Re: It's All About Romberg Integration Message #23 Posted by Kiyoshi Akima on 23 Oct 2008, 2:27 p.m., in response to message #22 by Les Wright
The Romberg algorithm breaks down in this case in the spurious agreement of early results. Taking the "straight-up textbook way":
F0 = FRAC(0.0) = 0.0
F1 = FRAC(1.6) = 0.6
F2 = FRAC(3.2) = 0.2
F3 = FRAC(4.8) = 0.8
F4 = FRAC(6.4) = 0.4
T1 = (F0+F4)*(6.4/2) = 1.28
T2 = (F0+2F2+F4)*(6.4/4) = 1.28
Since these two values agree, the algorithm "decides" there's no need to continue. Had it continued, it would have found that:
T3 = (F0+2(F1+F2+F3)+F4)*(6.4/8) = 2.88
which doesn't agree with the previous value and thus gone on, using more and more function evaluations, until the estimates (aided by the Richardson Extrapolation) converge. This is the behavior seen when the upper limit is changed to 6.3, 6.39, 6.399, etc.

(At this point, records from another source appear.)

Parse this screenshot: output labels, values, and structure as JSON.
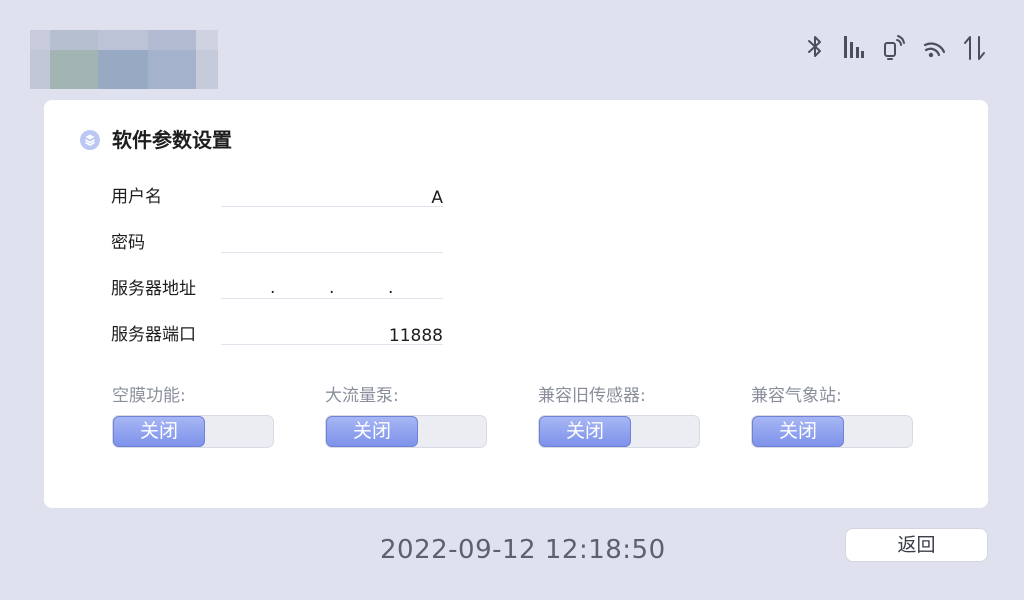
{
  "colors": {
    "background": "#dfe2ee",
    "card": "#ffffff",
    "toggle_knob": "#8a9cef",
    "toggle_track": "#ebedf2",
    "label_muted": "#8a8f9c"
  },
  "status_icons": [
    "bluetooth-icon",
    "signal-bars-icon",
    "device-signal-icon",
    "wifi-signal-icon",
    "data-transfer-icon"
  ],
  "header": {
    "title": "软件参数设置",
    "title_icon": "settings-badge-icon"
  },
  "fields": [
    {
      "label": "用户名",
      "value": "A"
    },
    {
      "label": "密码",
      "value": ""
    },
    {
      "label": "服务器地址",
      "value": ". . ."
    },
    {
      "label": "服务器端口",
      "value": "11888"
    }
  ],
  "toggles": [
    {
      "label": "空膜功能:",
      "state": "关闭"
    },
    {
      "label": "大流量泵:",
      "state": "关闭"
    },
    {
      "label": "兼容旧传感器:",
      "state": "关闭"
    },
    {
      "label": "兼容气象站:",
      "state": "关闭"
    }
  ],
  "footer": {
    "datetime": "2022-09-12 12:18:50",
    "back_label": "返回"
  }
}
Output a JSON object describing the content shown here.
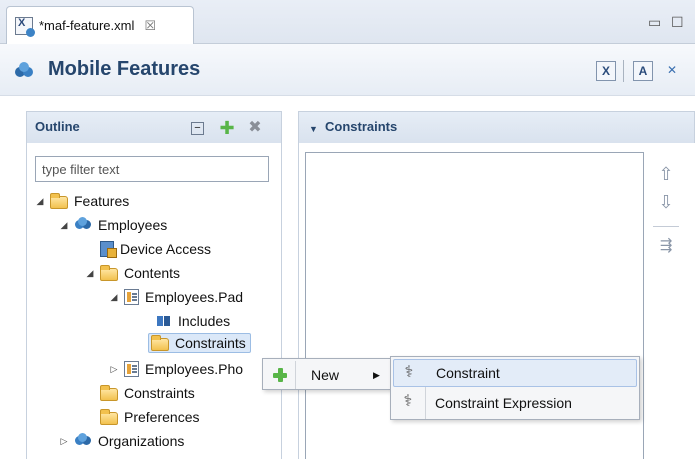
{
  "editor_tab": {
    "title": "*maf-feature.xml",
    "close_glyph": "☒"
  },
  "window_controls": {
    "minimize": "▭",
    "maximize": "☐"
  },
  "header": {
    "title": "Mobile Features",
    "buttons": [
      {
        "name": "xml-view-button",
        "glyph": "X"
      },
      {
        "name": "design-view-button",
        "glyph": "A"
      },
      {
        "name": "overview-button",
        "glyph": "✕"
      }
    ]
  },
  "outline": {
    "title": "Outline",
    "filter_placeholder": "type filter text",
    "tree": [
      {
        "label": "Features",
        "icon": "folder-icon",
        "expanded": true
      },
      {
        "label": "Employees",
        "icon": "feature-icon",
        "expanded": true
      },
      {
        "label": "Device Access",
        "icon": "device-access-icon"
      },
      {
        "label": "Contents",
        "icon": "folder-icon",
        "expanded": true
      },
      {
        "label": "Employees.Pad",
        "icon": "content-icon",
        "expanded": true
      },
      {
        "label": "Includes",
        "icon": "includes-icon"
      },
      {
        "label": "Constraints",
        "icon": "folder-icon",
        "selected": true
      },
      {
        "label": "Employees.Pho",
        "icon": "content-icon",
        "expanded": false
      },
      {
        "label": "Constraints",
        "icon": "folder-icon"
      },
      {
        "label": "Preferences",
        "icon": "folder-icon"
      },
      {
        "label": "Organizations",
        "icon": "feature-icon",
        "expanded": false
      }
    ]
  },
  "constraints_panel": {
    "title": "Constraints"
  },
  "context_menu": {
    "items": [
      {
        "label": "New",
        "submenu_arrow": "▶"
      }
    ],
    "submenu": [
      {
        "label": "Constraint",
        "highlighted": true
      },
      {
        "label": "Constraint Expression"
      }
    ]
  },
  "colors": {
    "header_title": "#26466d",
    "selection_bg": "#dbe8f8",
    "add_icon": "#58b548"
  }
}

In the case of the built-in schemes of all HPs (with built-in schemes, of course), RPL and RPN alike, a nonlinear transformation is performed in an usually successful effort to avoid the effects of periodic functions. In this particular case it fails, as the third estimate also agrees with the first two, "convincing" the scheme that it has found the correct answer.
I didn't start out to find this. As I stated earlier, I was simply comparing various schemes on an integral that should have evaluated to approximately pi. It was only when the built-in scheme came out that wildly off that I dug in deeper.
Of course, the "correct" way to numerically evaluate this integral, assuming one had to do it numerically, is as:
6*INTG(0,1,FRAC(x),x) + INTG(0,0.4,FRAC(x),x)
exploiting the periodicity and at the same time removing the singularities.